Natural law theorists knew the much better than we do the philosophical underpinnings of natural rights —immediate ancestors of modern human rights— all too well. We are who we are because we are imago Dei. This is why the true nature of Christmas must be dusted up and put back in the place it deserves, which is an altar and not a folkloric festivity or a concatenation of parties and culinary treats. Western civilization is Greek philosophy, it is also Roman law, but above all, it is the Christian faith. And on Christmas day, God becomes man to redeem us all.

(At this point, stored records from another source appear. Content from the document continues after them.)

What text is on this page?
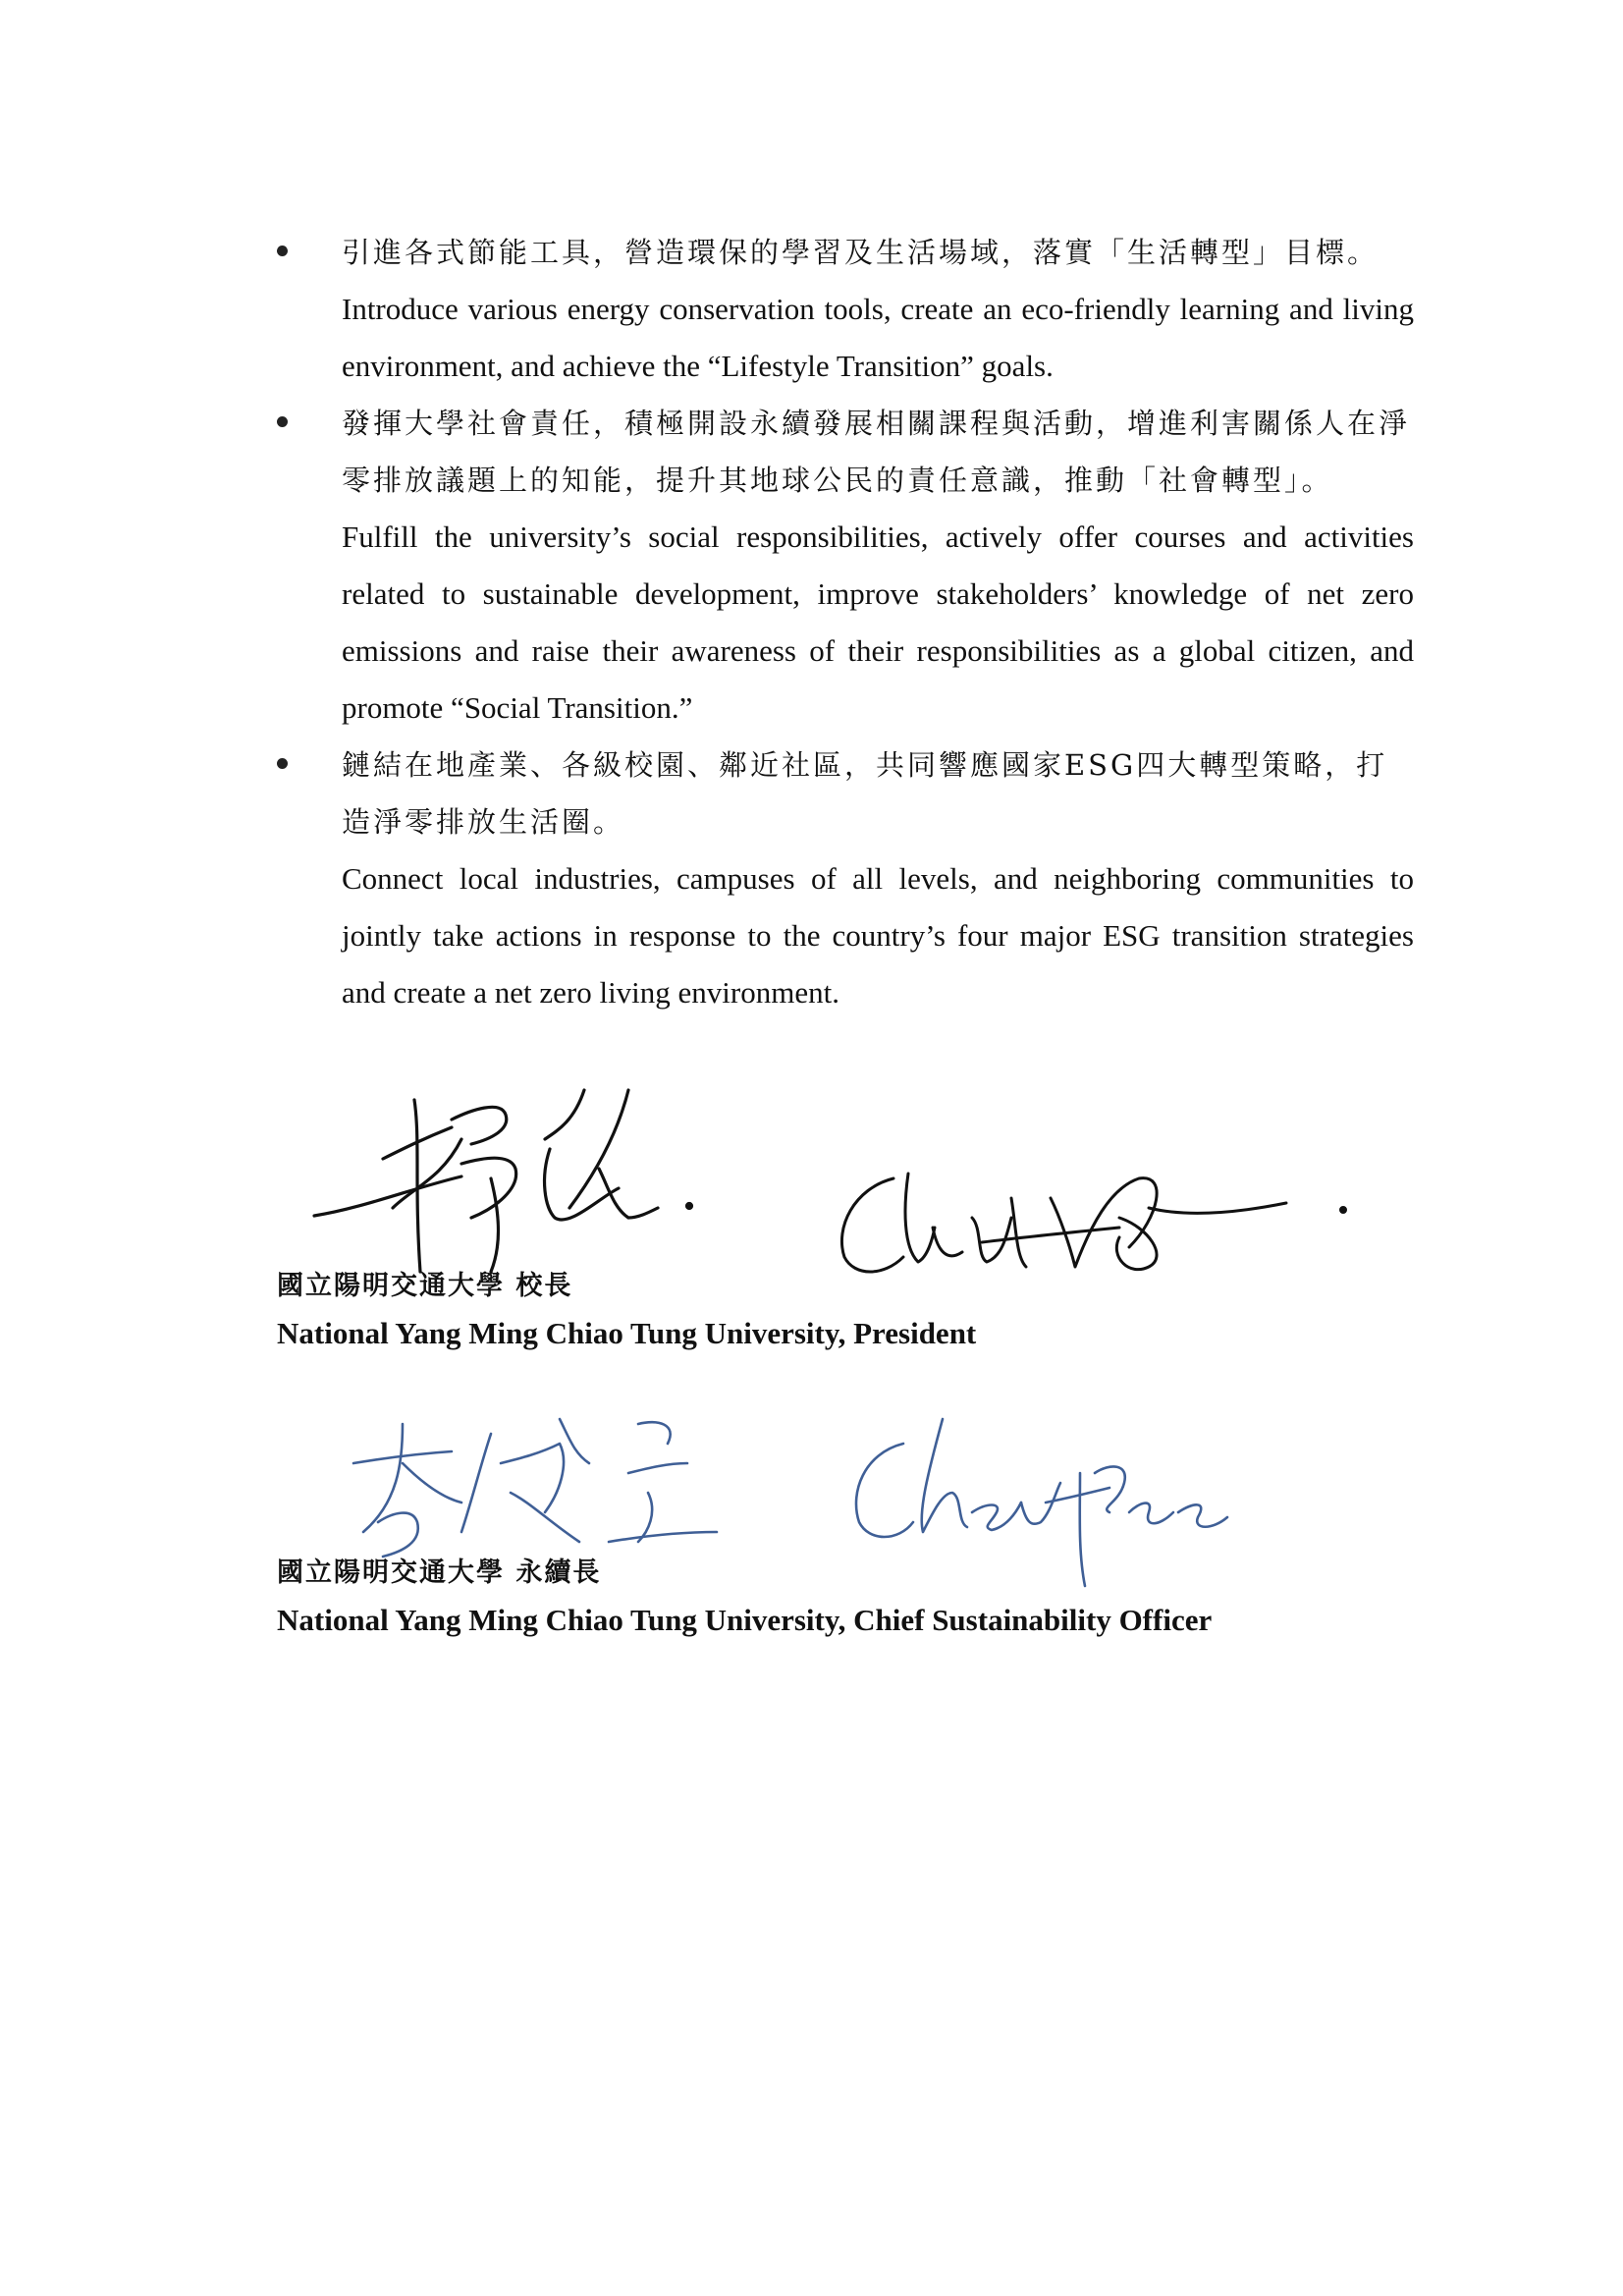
引進各式節能工具，營造環保的學習及生活場域，落實「生活轉型」目標。

Introduce various energy conservation tools, create an eco-friendly learning and living environment, and achieve the “Lifestyle Transition” goals.

發揮大學社會責任，積極開設永續發展相關課程與活動，增進利害關係人在淨零排放議題上的知能，提升其地球公民的責任意識，推動「社會轉型」。

Fulfill the university’s social responsibilities, actively offer courses and activities related to sustainable development, improve stakeholders’ knowledge of net zero emissions and raise their awareness of their responsibilities as a global citizen, and promote “Social Transition.”

鏈結在地產業、各級校園、鄰近社區，共同響應國家ESG四大轉型策略，打造淨零排放生活圈。

Connect local industries, campuses of all levels, and neighboring communities to jointly take actions in response to the country’s four major ESG transition strategies and create a net zero living environment.

國立陽明交通大學 校長

National Yang Ming Chiao Tung University, President

國立陽明交通大學 永續長

National Yang Ming Chiao Tung University, Chief Sustainability Officer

Barbarians —ideological or otherwise— hate Christmas because they despise civilization. Some might not even be aware of this logical connection, but their lack of understanding of what they really oppose does not prevent them from doing so. And, of course, there are others that know perfectly what their target is. They know Christmas is civilization. They hate Christmas because it is Christianity. And they hate Christianity because it is civilization. That is why it does not come as a surprise that radical secularism, as I have argued in previous articles, is embarked on a crusade against Christianism but not other faiths and religions —though their day will also come. Yet again, Christianity is dismissed as a fairy tale by the liberal West but its assumptions underpin the modern secular world.  

In the face of such adversity, and given what barbarians hate and despise, we, the people that love —by virtue of birth or adoption— Western civilization must also defend, and celebrate, Christmas. For doing one is to do the other. Celebrating Christmas is a civilizational mandate.